Personal details
- Born: Rui da Fonseca e Sousa Camões Teixeira Guerra 1902 Santa Eulália [pt], Elvas, Portugal
- Died: 1996 (aged 93–94) Lisbon, Portugal
- Occupation: Diplomat
- Known for: Leading Portugal’s post-war European integration efforts

= Ruy Teixeira Guerra =

Portuguese diplomat

Rui da Fonseca e Sousa Camões Teixeira Guerra (1902–1996) was a Portuguese diplomat and one of the principal architects of Portugal’s post-war European diplomacy. Often referred to as Senhor Europa, he played a decisive role in the country’s engagement with the Marshall Plan, the OEEC, NATO, EFTA, and ultimately the European Economic Community, laying groundwork that would lead to Portugal's accession to the European Communities in 1986.

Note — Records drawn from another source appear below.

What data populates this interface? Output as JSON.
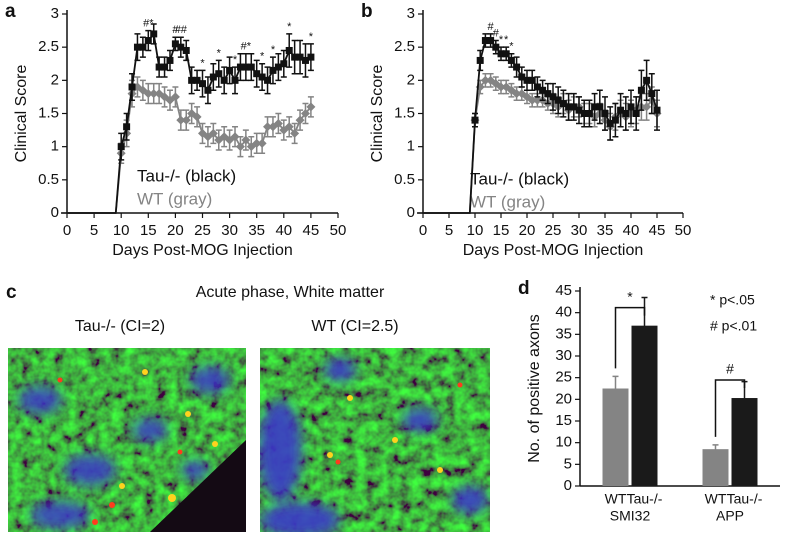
{
  "chart_data": [
    {
      "type": "line",
      "panel": "a",
      "xlabel": "Days Post-MOG Injection",
      "ylabel": "Clinical Score",
      "x": [
        0,
        9,
        10,
        11,
        12,
        13,
        14,
        15,
        16,
        17,
        18,
        19,
        20,
        21,
        22,
        23,
        24,
        25,
        26,
        27,
        28,
        29,
        30,
        31,
        32,
        33,
        34,
        35,
        36,
        37,
        38,
        39,
        40,
        41,
        42,
        43,
        44,
        45
      ],
      "xlim": [
        0,
        50
      ],
      "xticks": [
        0,
        5,
        10,
        15,
        20,
        25,
        30,
        35,
        40,
        45,
        50
      ],
      "ylim": [
        0,
        3
      ],
      "yticks": [
        0,
        0.5,
        1,
        1.5,
        2,
        2.5,
        3
      ],
      "series": [
        {
          "name": "Tau-/- (black)",
          "color": "#111111",
          "marker": "square",
          "values": [
            0,
            0,
            1.0,
            1.3,
            1.9,
            2.5,
            2.5,
            2.6,
            2.7,
            2.2,
            2.2,
            2.3,
            2.55,
            2.5,
            2.45,
            2.0,
            2.0,
            1.95,
            1.85,
            2.05,
            2.1,
            2.0,
            2.15,
            2.0,
            2.2,
            2.2,
            2.2,
            2.1,
            2.05,
            2.0,
            2.15,
            2.2,
            2.25,
            2.45,
            2.35,
            2.35,
            2.3,
            2.35
          ],
          "errors": [
            0,
            0,
            0.2,
            0.2,
            0.2,
            0.2,
            0.15,
            0.15,
            0.15,
            0.15,
            0.15,
            0.15,
            0.1,
            0.15,
            0.15,
            0.2,
            0.15,
            0.2,
            0.2,
            0.2,
            0.2,
            0.2,
            0.2,
            0.2,
            0.2,
            0.2,
            0.2,
            0.2,
            0.2,
            0.2,
            0.2,
            0.2,
            0.2,
            0.25,
            0.25,
            0.25,
            0.25,
            0.2
          ]
        },
        {
          "name": "WT (gray)",
          "color": "#848484",
          "marker": "diamond",
          "values": [
            0,
            0,
            0.9,
            1.2,
            1.8,
            1.9,
            1.85,
            1.8,
            1.8,
            1.8,
            1.75,
            1.7,
            1.75,
            1.4,
            1.4,
            1.5,
            1.45,
            1.2,
            1.15,
            1.2,
            1.1,
            1.15,
            1.1,
            1.15,
            1.0,
            1.1,
            1.0,
            1.05,
            1.05,
            1.3,
            1.3,
            1.35,
            1.25,
            1.3,
            1.2,
            1.4,
            1.5,
            1.6
          ],
          "errors": [
            0,
            0,
            0.15,
            0.2,
            0.2,
            0.15,
            0.15,
            0.15,
            0.15,
            0.15,
            0.15,
            0.15,
            0.15,
            0.15,
            0.15,
            0.15,
            0.15,
            0.15,
            0.15,
            0.15,
            0.15,
            0.15,
            0.15,
            0.15,
            0.15,
            0.15,
            0.15,
            0.15,
            0.15,
            0.15,
            0.15,
            0.15,
            0.15,
            0.15,
            0.15,
            0.15,
            0.15,
            0.15
          ]
        }
      ],
      "annotations": [
        {
          "text": "#*",
          "x": 15
        },
        {
          "text": "#",
          "x": 20
        },
        {
          "text": "##",
          "x": 21
        },
        {
          "text": "*",
          "x": 25
        },
        {
          "text": "*",
          "x": 28
        },
        {
          "text": "*",
          "x": 31
        },
        {
          "text": "#*",
          "x": 33
        },
        {
          "text": "*",
          "x": 36
        },
        {
          "text": "*",
          "x": 38
        },
        {
          "text": "*",
          "x": 41
        },
        {
          "text": "*",
          "x": 45
        }
      ]
    },
    {
      "type": "line",
      "panel": "b",
      "xlabel": "Days Post-MOG Injection",
      "ylabel": "Clinical Score",
      "x": [
        0,
        9,
        10,
        11,
        12,
        13,
        14,
        15,
        16,
        17,
        18,
        19,
        20,
        21,
        22,
        23,
        24,
        25,
        26,
        27,
        28,
        29,
        30,
        31,
        32,
        33,
        34,
        35,
        36,
        37,
        38,
        39,
        40,
        41,
        42,
        43,
        44,
        45
      ],
      "xlim": [
        0,
        50
      ],
      "xticks": [
        0,
        5,
        10,
        15,
        20,
        25,
        30,
        35,
        40,
        45,
        50
      ],
      "ylim": [
        0,
        3
      ],
      "yticks": [
        0,
        0.5,
        1,
        1.5,
        2,
        2.5,
        3
      ],
      "series": [
        {
          "name": "Tau-/- (black)",
          "color": "#111111",
          "marker": "square",
          "values": [
            0,
            0,
            1.4,
            2.3,
            2.6,
            2.6,
            2.5,
            2.4,
            2.4,
            2.3,
            2.2,
            2.05,
            2.0,
            2.0,
            1.9,
            1.85,
            1.8,
            1.75,
            1.7,
            1.65,
            1.6,
            1.6,
            1.55,
            1.5,
            1.5,
            1.6,
            1.6,
            1.5,
            1.35,
            1.4,
            1.55,
            1.5,
            1.6,
            1.5,
            1.85,
            2.0,
            1.8,
            1.55
          ],
          "errors": [
            0,
            0,
            0.1,
            0.15,
            0.1,
            0.1,
            0.1,
            0.1,
            0.1,
            0.1,
            0.15,
            0.15,
            0.15,
            0.15,
            0.15,
            0.15,
            0.15,
            0.2,
            0.2,
            0.2,
            0.2,
            0.2,
            0.2,
            0.2,
            0.2,
            0.2,
            0.25,
            0.25,
            0.25,
            0.25,
            0.25,
            0.25,
            0.25,
            0.25,
            0.3,
            0.3,
            0.3,
            0.3
          ]
        },
        {
          "name": "WT (gray)",
          "color": "#848484",
          "marker": "diamond",
          "values": [
            0,
            0,
            1.4,
            1.9,
            2.0,
            2.0,
            1.95,
            1.9,
            1.9,
            1.85,
            1.8,
            1.8,
            1.75,
            1.7,
            1.7,
            1.7,
            1.65,
            1.65,
            1.6,
            1.65,
            1.55,
            1.6,
            1.6,
            1.5,
            1.5,
            1.45,
            1.5,
            1.4,
            1.3,
            1.45,
            1.5,
            1.45,
            1.5,
            1.55,
            1.6,
            1.6,
            1.7,
            1.5
          ],
          "errors": [
            0,
            0,
            0.1,
            0.1,
            0.1,
            0.1,
            0.1,
            0.1,
            0.1,
            0.1,
            0.1,
            0.1,
            0.1,
            0.1,
            0.1,
            0.1,
            0.1,
            0.15,
            0.15,
            0.15,
            0.15,
            0.15,
            0.15,
            0.15,
            0.15,
            0.15,
            0.15,
            0.15,
            0.2,
            0.2,
            0.2,
            0.2,
            0.2,
            0.2,
            0.2,
            0.2,
            0.2,
            0.2
          ]
        }
      ],
      "annotations": [
        {
          "text": "#",
          "x": 13
        },
        {
          "text": "#",
          "x": 14
        },
        {
          "text": "*",
          "x": 15
        },
        {
          "text": "*",
          "x": 16
        },
        {
          "text": "*",
          "x": 17
        }
      ]
    },
    {
      "type": "bar",
      "panel": "d",
      "ylabel": "No. of positive axons",
      "categories": [
        "SMI32",
        "APP"
      ],
      "ylim": [
        0,
        45
      ],
      "yticks": [
        0,
        5,
        10,
        15,
        20,
        25,
        30,
        35,
        40,
        45
      ],
      "series": [
        {
          "name": "WT",
          "color": "#848484",
          "values": [
            22.5,
            8.5
          ],
          "errors": [
            2.8,
            1.0
          ]
        },
        {
          "name": "Tau-/-",
          "color": "#1a1a1a",
          "values": [
            37,
            20.3
          ],
          "errors": [
            6.5,
            3.8
          ]
        }
      ],
      "significance": [
        "*",
        "#"
      ],
      "notes": [
        "* p<.05",
        "# p<.01"
      ]
    }
  ],
  "panel_c": {
    "panel": "c",
    "title": "Acute phase, White matter",
    "images": [
      {
        "label": "Tau-/- (CI=2)"
      },
      {
        "label": "WT (CI=2.5)"
      }
    ]
  }
}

== Early life and diplomatic service ==
Teixeira Guerra was born in Santa Eulália (Elvas) in 1902. He earned a law degree from the University of Lisbon and joined the Portuguese diplomatic service in 1931.

His early postings included consul positions in Montréal (1936), Berlin (1939–1940), New York (1942), Boston, and Liverpool. These years shaped his outlook on the global role of diplomacy and Portugal’s place in the post-war order.

== Post-war diplomacy and the Marshall Plan ==
In 1947, Teixeira Guerra was posted as First Secretary to the Portuguese legation in Paris. He attended the Conference of Paris as Portugal’s only representative during the negotiation of the Marshall Plan.

Although the Portuguese government initially rejected U.S. financial aid, Teixeira Guerra positioned Portugal to benefit from the European Recovery Program by defending the possibility of participation at the OEEC. When the government reversed its stance, he became Portugal’s permanent representative to the OEEC (1948–1956), chairing its executive committee in 1955 and representing Portugal in meetings of the IMF and World Bank.

== NATO and transatlantic relations ==
Teixeira Guerra was an early advocate of Portugal's transatlantic alignment. He played a key role in Portugal’s admission to NATO in 1949 and represented the country in NATO’s Economic and Financial Division between 1951 and 1956.

== European Free Trade and GATT ==
In 1956, promoted to Minister Plenipotentiary, Teixeira Guerra became Director-General for Economic and Consular Affairs at the Ministry of Foreign Affairs. He led Portugal’s negotiations to join the European Free Trade Association (EFTA), securing entry in 1960. He served as Portugal’s ambassador to Switzerland and permanent representative to both the EFTA and GATT until 1966, presiding over the EFTA Council in 1966.

== Portugal’s relationship with the EEC ==
As European integration accelerated in the 1970s, Teixeira Guerra returned to prominence, chairing the Comissão de Estudos sobre a Integração Económica Europeia. His recommendations led to Portugal’s 1972 Free Trade Agreements with the EEC and ECSC.

He also led the Grupo de Trabalho Especial for negotiations with the EEC, setting the foundation for future membership. After the 1974 revolution, he continued to advise policymakers, culminating in Portugal’s formal application for EEC membership in 1977.

== Later life and legacy ==
Though retired, Teixeira Guerra was frequently consulted during Portugal's negotiation and accession process to the European Communities. He witnessed the signing of the Treaty of Accession in 1985 and died in Lisbon in 1996. In 2009, the Municipality of Portalegre held a tribute recognizing his lasting contribution to European integration.

== Selected writings ==
- Algumas Notas Sobre as Relações entre os Estados Unidos e a Europa. Boletim Interno do Ministério dos Negócios Estrangeiros, N.º 11, 1952.
- Cooperação económica europeia. Instituto de Altos Estudos Militares, 1958–59.
- Os Movimentos de Cooperação e Integração Europeia no Pós-Guerra. Instituto Nacional de Administração, 1981.
- Alguns Aspectos Passados e Presentes da Integração Europeia. Sociedade de Geografia de Lisboa, 1978.